Never was there a single-day aerial thumping like the June 19, 1944 Battle of the Philippine Sea. In a flotilla 40 miles wide that included 15 aircraft carriers, U.S. Navy Task Force 58 arrived to establish an island base on Saipan for B-29 Superfortresses bound for Japan. The Japanese Mobile Fleet intervened with nine carriers. Addressing his pilots, task force commander Admiral Marc Mitscher was succinct: “Cut their damned throats.” By nightfall on the 19th, Japan had lost at least two-thirds of the 373 carrier aircraft committed. One of two Japanese carriers sunk that day had launched aircraft against Pearl Harbor. American losses were 29 aircraft plus nominal damage to a single battleship. On the to-do list of 20th Air Force B-29s, Tokyo was penciled in.

★ Grumman F6F Hellcats ★ The barrel-chested, carrier-based Hellcat destroyed more than 5,100 aircraft—more than any other naval fighter of the war. It was powerful, maneuverable, and designed to bring its pilots back to the ship, with a bullet-resistant windshield and more than 200 pounds of cockpit armor. Its younger brother the Bearcat was lighter and had a higher climb rate and could have been a menace to Japanese fighters but entered the war too late to see combat.
★ Curtiss SB2C Helldiver ★ The Helldiver was the last dive-bomber operated by the Navy and the last significant combat aircraft produced by Curtiss-Wright. Hard to handle, it was best reserved for experienced pilots. Those who’d had landing difficulties in the dive-bomber—and they were legion—joked that the Navy designation SB2C stood for Son of a Bitch, 2nd Class.

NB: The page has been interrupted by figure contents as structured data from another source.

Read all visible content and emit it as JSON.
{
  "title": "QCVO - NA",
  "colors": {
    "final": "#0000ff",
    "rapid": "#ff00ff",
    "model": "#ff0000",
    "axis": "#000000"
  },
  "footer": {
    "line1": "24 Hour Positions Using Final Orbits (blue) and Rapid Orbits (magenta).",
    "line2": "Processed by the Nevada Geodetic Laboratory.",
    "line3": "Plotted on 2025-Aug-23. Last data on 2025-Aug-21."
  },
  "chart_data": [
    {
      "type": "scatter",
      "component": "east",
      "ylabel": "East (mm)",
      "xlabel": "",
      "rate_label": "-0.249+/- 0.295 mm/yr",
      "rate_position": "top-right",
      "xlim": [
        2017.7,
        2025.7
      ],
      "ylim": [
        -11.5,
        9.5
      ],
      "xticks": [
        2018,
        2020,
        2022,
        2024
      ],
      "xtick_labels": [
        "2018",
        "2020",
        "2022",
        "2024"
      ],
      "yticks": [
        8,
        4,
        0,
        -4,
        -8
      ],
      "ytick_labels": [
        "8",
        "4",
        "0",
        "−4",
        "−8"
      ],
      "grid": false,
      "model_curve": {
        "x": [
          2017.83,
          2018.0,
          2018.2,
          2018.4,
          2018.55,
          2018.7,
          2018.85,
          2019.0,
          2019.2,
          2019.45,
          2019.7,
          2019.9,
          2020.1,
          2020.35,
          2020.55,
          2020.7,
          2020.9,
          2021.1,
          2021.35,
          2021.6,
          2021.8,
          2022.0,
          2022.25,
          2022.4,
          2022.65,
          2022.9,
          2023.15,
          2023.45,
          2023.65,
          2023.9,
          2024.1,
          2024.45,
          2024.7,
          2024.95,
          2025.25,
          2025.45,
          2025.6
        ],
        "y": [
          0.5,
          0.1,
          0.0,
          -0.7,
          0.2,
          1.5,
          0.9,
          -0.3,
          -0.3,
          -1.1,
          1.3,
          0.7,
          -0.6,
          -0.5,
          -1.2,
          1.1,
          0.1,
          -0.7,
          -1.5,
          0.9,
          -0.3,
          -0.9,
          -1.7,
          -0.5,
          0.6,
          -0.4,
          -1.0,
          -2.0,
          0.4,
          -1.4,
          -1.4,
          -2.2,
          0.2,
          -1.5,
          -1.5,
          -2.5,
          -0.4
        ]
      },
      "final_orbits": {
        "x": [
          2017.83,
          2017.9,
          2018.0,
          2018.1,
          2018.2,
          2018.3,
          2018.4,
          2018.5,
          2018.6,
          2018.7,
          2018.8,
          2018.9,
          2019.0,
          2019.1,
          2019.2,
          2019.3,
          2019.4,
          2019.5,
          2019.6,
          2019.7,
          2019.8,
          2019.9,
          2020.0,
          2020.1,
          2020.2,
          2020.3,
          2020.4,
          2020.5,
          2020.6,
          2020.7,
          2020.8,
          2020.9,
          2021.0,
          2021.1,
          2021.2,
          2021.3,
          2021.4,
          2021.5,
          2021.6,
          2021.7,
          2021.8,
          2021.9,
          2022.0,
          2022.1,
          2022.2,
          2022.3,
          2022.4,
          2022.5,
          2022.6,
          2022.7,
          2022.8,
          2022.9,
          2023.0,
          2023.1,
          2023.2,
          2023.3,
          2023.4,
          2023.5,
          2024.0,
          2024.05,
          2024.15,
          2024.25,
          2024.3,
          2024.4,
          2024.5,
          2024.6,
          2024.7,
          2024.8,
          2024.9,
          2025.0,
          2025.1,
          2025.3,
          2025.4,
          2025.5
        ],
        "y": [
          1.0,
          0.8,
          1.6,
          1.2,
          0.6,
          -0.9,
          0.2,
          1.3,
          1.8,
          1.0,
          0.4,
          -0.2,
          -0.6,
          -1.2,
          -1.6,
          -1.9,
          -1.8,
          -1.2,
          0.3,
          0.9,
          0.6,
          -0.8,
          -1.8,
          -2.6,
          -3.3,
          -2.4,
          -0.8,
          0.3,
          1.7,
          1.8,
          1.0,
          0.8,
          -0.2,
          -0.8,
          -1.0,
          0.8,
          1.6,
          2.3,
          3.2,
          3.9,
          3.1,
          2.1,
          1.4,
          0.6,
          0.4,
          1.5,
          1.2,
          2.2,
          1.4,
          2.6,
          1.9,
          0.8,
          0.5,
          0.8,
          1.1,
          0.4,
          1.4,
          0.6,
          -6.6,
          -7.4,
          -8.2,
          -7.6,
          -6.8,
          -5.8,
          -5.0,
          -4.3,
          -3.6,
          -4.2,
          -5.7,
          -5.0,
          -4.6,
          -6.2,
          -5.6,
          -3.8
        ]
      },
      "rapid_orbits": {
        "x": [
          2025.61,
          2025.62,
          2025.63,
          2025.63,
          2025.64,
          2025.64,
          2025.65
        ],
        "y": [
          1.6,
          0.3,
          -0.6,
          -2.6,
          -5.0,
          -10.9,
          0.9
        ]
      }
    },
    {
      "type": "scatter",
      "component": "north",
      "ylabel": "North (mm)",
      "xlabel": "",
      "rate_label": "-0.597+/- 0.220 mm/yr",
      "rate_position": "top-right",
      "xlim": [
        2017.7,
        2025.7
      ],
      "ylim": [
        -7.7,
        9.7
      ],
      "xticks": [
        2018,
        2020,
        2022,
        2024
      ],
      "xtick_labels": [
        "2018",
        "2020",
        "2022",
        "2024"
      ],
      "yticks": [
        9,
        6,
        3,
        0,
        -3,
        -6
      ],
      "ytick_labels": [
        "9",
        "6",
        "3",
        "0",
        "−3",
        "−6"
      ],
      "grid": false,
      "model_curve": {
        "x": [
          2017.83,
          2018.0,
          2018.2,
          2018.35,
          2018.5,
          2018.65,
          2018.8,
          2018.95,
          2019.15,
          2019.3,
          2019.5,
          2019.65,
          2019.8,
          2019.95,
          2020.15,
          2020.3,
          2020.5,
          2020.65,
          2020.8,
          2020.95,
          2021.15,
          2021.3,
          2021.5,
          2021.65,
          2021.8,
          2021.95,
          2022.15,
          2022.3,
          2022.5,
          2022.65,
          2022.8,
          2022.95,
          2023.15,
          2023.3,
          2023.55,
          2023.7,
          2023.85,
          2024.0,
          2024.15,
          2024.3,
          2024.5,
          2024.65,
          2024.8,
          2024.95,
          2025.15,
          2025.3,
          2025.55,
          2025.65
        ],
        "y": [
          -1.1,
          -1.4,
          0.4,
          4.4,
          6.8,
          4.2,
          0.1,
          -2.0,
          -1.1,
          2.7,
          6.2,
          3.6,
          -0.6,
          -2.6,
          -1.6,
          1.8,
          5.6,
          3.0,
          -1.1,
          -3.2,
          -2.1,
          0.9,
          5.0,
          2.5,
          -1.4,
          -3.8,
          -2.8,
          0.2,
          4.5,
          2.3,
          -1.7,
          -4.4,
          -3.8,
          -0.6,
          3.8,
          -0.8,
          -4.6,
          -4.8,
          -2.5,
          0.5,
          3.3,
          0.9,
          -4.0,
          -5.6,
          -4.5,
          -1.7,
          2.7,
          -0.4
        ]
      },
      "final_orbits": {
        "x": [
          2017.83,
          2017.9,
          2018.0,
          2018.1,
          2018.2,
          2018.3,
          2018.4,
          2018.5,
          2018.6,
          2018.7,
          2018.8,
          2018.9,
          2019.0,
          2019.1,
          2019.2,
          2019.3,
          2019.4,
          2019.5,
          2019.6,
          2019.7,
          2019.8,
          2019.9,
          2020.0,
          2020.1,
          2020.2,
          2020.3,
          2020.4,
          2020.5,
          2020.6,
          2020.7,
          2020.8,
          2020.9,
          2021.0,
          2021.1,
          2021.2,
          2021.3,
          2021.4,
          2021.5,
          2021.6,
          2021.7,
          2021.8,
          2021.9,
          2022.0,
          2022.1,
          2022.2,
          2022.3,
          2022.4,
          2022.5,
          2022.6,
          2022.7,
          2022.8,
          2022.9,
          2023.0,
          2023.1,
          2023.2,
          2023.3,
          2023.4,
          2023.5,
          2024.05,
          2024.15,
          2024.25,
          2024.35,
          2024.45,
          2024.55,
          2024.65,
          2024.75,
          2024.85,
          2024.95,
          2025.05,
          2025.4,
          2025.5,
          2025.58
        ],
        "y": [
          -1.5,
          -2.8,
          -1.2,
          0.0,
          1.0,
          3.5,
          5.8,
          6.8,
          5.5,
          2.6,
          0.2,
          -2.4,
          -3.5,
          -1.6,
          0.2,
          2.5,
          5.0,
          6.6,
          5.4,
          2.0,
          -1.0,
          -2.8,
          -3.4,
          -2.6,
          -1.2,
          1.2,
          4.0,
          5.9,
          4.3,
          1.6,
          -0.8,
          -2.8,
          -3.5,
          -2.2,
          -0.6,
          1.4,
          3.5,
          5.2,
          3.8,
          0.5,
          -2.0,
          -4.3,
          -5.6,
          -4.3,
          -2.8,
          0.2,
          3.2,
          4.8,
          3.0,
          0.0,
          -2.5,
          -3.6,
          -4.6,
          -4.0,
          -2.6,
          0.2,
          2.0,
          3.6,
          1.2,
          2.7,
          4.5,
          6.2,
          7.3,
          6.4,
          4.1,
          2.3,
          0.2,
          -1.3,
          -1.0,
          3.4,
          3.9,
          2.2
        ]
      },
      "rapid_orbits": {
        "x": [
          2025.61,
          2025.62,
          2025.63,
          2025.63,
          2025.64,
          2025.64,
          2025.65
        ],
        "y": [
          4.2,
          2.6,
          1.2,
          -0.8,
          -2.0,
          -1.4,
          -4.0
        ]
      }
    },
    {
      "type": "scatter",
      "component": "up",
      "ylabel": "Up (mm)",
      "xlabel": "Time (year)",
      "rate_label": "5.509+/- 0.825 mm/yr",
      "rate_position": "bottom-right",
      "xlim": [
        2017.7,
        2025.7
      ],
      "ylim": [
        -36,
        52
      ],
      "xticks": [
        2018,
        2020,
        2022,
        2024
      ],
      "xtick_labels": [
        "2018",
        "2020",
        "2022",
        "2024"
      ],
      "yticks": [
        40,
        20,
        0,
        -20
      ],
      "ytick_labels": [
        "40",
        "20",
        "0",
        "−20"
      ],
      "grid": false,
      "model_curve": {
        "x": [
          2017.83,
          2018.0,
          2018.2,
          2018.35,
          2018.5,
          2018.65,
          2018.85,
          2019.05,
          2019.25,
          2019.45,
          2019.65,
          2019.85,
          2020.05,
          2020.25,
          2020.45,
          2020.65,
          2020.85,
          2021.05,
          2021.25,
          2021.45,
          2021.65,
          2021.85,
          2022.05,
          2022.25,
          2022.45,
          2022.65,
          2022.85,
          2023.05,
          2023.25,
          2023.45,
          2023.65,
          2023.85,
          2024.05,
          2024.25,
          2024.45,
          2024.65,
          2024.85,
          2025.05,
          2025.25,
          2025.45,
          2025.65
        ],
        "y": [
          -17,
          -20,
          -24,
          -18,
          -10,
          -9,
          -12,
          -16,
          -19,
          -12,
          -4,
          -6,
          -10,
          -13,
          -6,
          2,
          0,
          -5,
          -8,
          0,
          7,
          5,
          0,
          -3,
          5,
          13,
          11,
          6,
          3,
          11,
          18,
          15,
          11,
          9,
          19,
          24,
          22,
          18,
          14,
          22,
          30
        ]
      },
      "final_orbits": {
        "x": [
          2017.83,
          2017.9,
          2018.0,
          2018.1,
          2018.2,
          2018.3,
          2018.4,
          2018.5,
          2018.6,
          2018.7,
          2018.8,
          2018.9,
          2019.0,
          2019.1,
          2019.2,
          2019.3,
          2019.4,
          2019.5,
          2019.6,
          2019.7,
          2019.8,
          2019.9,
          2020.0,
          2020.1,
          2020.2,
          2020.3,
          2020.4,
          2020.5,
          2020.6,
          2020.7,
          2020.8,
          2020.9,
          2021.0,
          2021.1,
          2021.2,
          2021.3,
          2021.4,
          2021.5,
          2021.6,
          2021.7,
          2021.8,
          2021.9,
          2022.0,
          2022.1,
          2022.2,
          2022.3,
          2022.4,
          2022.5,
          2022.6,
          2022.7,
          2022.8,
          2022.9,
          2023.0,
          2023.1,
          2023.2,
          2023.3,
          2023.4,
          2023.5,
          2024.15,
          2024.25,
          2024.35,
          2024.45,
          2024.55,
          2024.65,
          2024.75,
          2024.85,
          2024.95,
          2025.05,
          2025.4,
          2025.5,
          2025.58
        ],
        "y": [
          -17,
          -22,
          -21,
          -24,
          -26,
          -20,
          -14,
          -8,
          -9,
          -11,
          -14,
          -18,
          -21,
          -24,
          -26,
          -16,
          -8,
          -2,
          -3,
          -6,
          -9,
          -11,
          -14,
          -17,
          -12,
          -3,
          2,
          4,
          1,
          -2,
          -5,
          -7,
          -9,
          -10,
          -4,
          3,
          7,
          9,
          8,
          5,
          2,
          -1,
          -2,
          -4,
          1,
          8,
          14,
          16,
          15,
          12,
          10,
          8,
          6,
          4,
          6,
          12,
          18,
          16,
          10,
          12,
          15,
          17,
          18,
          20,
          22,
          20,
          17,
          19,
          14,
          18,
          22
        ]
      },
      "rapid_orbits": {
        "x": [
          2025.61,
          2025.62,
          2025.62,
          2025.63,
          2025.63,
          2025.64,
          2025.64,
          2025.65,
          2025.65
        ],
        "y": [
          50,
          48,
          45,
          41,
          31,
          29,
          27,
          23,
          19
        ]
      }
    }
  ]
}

On June 19, 450 Hellcats launched from the flattops of Task Force 58. F6F pilots owned the sky, hung curtains, and furnished it. The fighter’s battery of six Browning .50-caliber machine guns shredded approximately 250 Japanese aircraft. How lopsided was the fight? Hellcat ace Alex Vraciu launched from the Lexington’s wooden deck and downed six Japanese “Judy” dive-bombers in less than eight minutes. (The Hellcat’s meaner brother, the Bearcat, arrived too late to bring its blistering climb rate—10,000 feet in 94 seconds—to bear in combat.)

Grumman-designed and GM-built, the TBM Avenger, a single-engine, three-seat torpedo bomber, joined the battle. Though the heaviest single-engine airplane of World War II, the sub-stalking Avengers occasionally became dogfighters on June 19. Outnumbered by a roving pack of nimble Zeros, two Avengers deftly gained positional advantage and dispatched four no-doubt-surprised bandits.

The Curtiss Helldiver’s contribution on June 19: cratering the Japanese fleet’s refueling airstrips on Guam. Every Helldiver packed a 2,000-pound bomb or torpedo punch. On June 20, 52 of the dive bombers struck the Mobile Fleet. Ten were lost, but one delivered a direct hit to the flagship Zuikaku, which survived, only to be sunk four months later in the Battle of Leyte Gulf. Flying on fumes, Helldivers and Hellcats returned to the task force in darkness. Only five of the fuel-starved Helldivers found a flattop. The remainder ditched, while rescuers scrambled to haul crews out of the dark Pacific.